Crisele spends the rest of her life in a convent. In spiritual terms this entry is a new beginning: a new life founded on the promised return of the dead and the eventual reunion with Christ. The Eucharist recapitulates the original sin occasioned by the eating of the forbidden fruit—magical metaphor of “food” (the sacred heart) becomes a body: an edible body.

(Gospel of John 6:54—whoever eats my flesh and drinks my blood has eternal life)

Old Testament book of Isaiah

14:11-- maggots are your bed and worms are your blanket

The practice of cannibalism was to meet nutritional needs; political act/revenge against enemies; magical function/assimilation of the virtues of the deceased or casting out their souls, and as a religious ritual—a feast of the dead.

Book of Judith (Vulgate)

The siege of Bethulia

The Assyrian general Holofernes was warned not to attack the Jews as they were a people supported by God. Judith, a widow, accompanied by her maid servant left the city in a hurry pretending to flee and on her way told Holofernes that he would be victorious. The general invited Judith into his tent. She then tricked him by seducing him with her charms and plenty of wine so that he fell in a deep sleep.
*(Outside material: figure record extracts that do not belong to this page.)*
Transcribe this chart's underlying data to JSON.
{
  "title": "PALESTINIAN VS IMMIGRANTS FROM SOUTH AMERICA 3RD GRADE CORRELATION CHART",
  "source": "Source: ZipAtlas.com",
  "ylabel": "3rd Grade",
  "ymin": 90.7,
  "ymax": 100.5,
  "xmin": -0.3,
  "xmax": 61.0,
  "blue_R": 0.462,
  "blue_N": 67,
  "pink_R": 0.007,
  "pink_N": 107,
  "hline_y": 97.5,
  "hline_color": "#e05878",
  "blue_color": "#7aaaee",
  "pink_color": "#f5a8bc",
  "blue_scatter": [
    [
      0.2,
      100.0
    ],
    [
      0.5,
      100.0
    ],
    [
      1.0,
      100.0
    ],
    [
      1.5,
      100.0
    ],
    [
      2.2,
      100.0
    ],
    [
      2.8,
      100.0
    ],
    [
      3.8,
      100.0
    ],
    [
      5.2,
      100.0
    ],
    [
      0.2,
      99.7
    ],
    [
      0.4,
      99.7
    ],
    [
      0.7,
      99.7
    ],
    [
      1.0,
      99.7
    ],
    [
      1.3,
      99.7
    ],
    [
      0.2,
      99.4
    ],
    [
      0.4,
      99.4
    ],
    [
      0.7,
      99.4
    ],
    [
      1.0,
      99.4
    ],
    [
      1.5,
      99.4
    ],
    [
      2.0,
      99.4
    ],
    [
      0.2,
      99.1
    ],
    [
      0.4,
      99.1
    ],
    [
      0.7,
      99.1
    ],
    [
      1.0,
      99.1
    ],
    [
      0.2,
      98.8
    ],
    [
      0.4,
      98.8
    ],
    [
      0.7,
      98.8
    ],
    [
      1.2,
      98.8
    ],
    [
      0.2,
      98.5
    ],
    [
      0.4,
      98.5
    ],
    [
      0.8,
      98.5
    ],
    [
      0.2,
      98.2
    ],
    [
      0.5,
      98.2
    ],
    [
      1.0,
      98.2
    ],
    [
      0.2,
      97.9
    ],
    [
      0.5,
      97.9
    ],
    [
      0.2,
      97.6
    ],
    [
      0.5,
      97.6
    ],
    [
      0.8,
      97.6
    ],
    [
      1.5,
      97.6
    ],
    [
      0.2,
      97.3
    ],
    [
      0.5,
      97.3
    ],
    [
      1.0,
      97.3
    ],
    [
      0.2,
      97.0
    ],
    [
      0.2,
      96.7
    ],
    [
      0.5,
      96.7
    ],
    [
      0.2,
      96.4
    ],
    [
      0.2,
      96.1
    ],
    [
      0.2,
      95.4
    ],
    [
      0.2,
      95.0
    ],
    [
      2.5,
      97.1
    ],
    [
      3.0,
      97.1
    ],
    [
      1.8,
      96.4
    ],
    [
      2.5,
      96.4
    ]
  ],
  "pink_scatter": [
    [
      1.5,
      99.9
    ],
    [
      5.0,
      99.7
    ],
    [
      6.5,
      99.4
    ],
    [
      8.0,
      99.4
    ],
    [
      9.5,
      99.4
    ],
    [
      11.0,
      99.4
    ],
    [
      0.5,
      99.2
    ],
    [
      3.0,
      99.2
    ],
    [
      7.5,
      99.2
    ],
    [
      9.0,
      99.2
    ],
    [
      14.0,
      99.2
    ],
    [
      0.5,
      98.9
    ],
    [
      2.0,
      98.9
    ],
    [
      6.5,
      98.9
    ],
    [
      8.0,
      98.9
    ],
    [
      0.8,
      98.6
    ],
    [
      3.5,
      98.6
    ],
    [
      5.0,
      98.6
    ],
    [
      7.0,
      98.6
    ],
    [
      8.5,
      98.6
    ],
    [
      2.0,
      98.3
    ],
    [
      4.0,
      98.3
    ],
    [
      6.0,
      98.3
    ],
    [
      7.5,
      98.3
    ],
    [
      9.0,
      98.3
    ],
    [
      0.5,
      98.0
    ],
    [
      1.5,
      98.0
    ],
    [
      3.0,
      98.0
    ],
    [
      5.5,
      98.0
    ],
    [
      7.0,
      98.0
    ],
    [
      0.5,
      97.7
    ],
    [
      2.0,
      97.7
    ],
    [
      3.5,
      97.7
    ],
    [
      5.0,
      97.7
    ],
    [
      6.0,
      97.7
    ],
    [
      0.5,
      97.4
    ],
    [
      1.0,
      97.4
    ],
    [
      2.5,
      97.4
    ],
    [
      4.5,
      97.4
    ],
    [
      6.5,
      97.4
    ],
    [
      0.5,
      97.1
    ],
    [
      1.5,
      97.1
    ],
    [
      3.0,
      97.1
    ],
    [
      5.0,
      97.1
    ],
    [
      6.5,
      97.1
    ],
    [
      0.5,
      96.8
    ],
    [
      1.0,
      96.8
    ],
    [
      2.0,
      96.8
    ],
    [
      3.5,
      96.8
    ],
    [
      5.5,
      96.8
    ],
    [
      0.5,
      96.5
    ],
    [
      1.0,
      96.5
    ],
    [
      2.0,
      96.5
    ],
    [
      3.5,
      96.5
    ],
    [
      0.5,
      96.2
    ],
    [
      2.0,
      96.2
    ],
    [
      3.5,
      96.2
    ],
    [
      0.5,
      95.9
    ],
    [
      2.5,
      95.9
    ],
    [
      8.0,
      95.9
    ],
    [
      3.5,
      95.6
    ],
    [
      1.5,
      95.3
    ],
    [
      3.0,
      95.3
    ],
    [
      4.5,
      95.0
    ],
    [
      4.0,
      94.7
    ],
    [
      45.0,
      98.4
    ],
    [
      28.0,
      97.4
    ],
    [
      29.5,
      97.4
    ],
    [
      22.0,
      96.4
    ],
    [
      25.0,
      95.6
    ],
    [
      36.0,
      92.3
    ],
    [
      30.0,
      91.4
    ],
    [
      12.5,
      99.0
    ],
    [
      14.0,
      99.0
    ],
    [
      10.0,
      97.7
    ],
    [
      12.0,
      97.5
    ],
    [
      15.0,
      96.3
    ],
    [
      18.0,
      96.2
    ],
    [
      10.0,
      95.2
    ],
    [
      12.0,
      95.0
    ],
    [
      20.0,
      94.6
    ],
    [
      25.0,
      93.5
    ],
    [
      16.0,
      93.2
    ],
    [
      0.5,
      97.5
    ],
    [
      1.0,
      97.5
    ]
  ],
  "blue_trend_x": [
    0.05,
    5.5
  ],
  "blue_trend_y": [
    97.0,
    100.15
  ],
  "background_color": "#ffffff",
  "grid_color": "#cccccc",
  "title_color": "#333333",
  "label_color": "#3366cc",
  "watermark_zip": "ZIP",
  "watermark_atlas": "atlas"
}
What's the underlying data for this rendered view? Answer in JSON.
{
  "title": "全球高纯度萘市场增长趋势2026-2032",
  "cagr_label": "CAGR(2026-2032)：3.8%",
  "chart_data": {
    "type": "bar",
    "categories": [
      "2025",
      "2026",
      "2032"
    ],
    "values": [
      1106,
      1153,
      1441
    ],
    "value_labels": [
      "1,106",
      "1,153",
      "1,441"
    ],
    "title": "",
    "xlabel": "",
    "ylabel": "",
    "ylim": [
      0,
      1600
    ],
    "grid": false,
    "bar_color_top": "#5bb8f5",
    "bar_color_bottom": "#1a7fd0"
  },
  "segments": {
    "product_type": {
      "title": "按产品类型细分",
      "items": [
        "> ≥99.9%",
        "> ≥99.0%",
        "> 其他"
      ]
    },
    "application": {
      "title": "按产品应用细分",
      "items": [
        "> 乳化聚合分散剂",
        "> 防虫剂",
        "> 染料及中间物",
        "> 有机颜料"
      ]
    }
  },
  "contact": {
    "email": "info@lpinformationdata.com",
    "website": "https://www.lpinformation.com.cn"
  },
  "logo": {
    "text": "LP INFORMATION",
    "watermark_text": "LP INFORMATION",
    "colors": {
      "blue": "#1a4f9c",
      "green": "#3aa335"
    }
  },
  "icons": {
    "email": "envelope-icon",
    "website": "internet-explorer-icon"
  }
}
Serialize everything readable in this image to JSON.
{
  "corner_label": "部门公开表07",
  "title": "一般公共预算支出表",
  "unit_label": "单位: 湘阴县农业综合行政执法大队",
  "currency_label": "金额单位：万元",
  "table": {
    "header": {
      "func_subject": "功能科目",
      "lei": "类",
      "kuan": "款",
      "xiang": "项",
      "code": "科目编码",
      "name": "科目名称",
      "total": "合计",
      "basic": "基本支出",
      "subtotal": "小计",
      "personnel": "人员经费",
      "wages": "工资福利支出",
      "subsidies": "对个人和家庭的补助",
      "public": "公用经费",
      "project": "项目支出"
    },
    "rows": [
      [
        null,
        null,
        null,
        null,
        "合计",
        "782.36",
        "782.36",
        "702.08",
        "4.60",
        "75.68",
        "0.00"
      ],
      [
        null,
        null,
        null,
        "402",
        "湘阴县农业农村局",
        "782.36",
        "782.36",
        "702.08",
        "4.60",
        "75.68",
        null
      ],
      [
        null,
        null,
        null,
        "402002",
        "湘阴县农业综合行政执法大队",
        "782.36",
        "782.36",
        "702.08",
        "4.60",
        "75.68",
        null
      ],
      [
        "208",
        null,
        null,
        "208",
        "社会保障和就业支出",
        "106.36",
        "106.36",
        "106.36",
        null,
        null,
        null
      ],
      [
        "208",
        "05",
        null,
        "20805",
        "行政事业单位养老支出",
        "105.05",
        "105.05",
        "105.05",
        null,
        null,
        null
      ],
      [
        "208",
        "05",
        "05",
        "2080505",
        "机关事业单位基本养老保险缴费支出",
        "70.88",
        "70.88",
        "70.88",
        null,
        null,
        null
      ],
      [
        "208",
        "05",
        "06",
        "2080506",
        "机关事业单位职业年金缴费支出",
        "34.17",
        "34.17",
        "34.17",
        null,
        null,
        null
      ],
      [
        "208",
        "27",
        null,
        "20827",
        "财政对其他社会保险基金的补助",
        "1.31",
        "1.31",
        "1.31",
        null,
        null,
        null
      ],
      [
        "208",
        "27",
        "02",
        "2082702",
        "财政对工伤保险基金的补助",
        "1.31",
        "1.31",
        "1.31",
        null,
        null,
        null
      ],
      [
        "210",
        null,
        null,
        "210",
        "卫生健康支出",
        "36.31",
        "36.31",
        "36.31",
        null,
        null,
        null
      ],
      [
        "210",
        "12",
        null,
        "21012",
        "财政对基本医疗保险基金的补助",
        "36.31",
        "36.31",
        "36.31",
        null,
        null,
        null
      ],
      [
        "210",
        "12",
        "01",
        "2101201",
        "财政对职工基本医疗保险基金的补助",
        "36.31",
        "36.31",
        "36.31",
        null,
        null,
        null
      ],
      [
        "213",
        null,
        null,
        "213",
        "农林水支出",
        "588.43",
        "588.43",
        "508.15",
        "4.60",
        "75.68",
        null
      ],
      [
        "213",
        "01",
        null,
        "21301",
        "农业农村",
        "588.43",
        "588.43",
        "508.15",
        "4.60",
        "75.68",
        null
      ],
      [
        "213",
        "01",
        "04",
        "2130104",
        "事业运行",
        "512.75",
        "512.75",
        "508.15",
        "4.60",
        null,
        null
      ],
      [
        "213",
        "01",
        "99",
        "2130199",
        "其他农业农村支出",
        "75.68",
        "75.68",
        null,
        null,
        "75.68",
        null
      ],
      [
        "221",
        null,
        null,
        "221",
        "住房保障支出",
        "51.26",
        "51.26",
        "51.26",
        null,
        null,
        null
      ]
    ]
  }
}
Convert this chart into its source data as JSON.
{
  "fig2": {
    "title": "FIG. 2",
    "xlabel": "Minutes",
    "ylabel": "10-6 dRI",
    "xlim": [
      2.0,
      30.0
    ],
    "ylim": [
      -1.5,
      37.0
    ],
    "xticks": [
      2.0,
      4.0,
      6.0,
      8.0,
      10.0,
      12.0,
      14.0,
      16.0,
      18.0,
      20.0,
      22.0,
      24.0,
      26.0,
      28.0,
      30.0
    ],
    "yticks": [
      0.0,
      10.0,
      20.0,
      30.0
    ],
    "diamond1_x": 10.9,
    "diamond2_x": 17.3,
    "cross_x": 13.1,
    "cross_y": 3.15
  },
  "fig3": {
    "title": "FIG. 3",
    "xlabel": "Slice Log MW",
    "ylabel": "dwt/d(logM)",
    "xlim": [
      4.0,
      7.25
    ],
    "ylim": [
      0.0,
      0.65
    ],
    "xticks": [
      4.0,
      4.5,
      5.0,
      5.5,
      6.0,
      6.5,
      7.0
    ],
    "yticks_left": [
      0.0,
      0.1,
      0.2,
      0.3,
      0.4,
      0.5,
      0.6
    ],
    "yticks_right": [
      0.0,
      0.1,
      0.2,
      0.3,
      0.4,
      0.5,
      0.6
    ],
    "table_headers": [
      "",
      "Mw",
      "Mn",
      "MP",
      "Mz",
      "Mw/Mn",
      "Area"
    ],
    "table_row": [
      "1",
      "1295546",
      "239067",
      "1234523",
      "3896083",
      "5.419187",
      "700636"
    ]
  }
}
Grim-faced, she cut of his head. Triumphantly, Judith then brought the general’s head to Bethulia and a Jewish victory followed

At a party given by king Herod, Salome, daughter of Herodias, second wife of Herod, is enchanted by Jochanaan’s (John the Baptist) voice from the cistern, where he is “imprisoned”, insulting her mother. She orders the guards to allow him out. Jochanaan rants against her and her mother. Enraptured, Salome wants to touch and kiss him but he curses her and returns to his cell.
Herod asks stepdaughter Salome to dance her famous “dance of the seven veils”. She agrees only when he offered her anything she wants to choose. Salome dances and then claims her reward: the head of Jochanaan on a silver platter. The executioner comes up with his head. Salome kisses his mouth. Horrified, Herod orders his soldiers to kill her.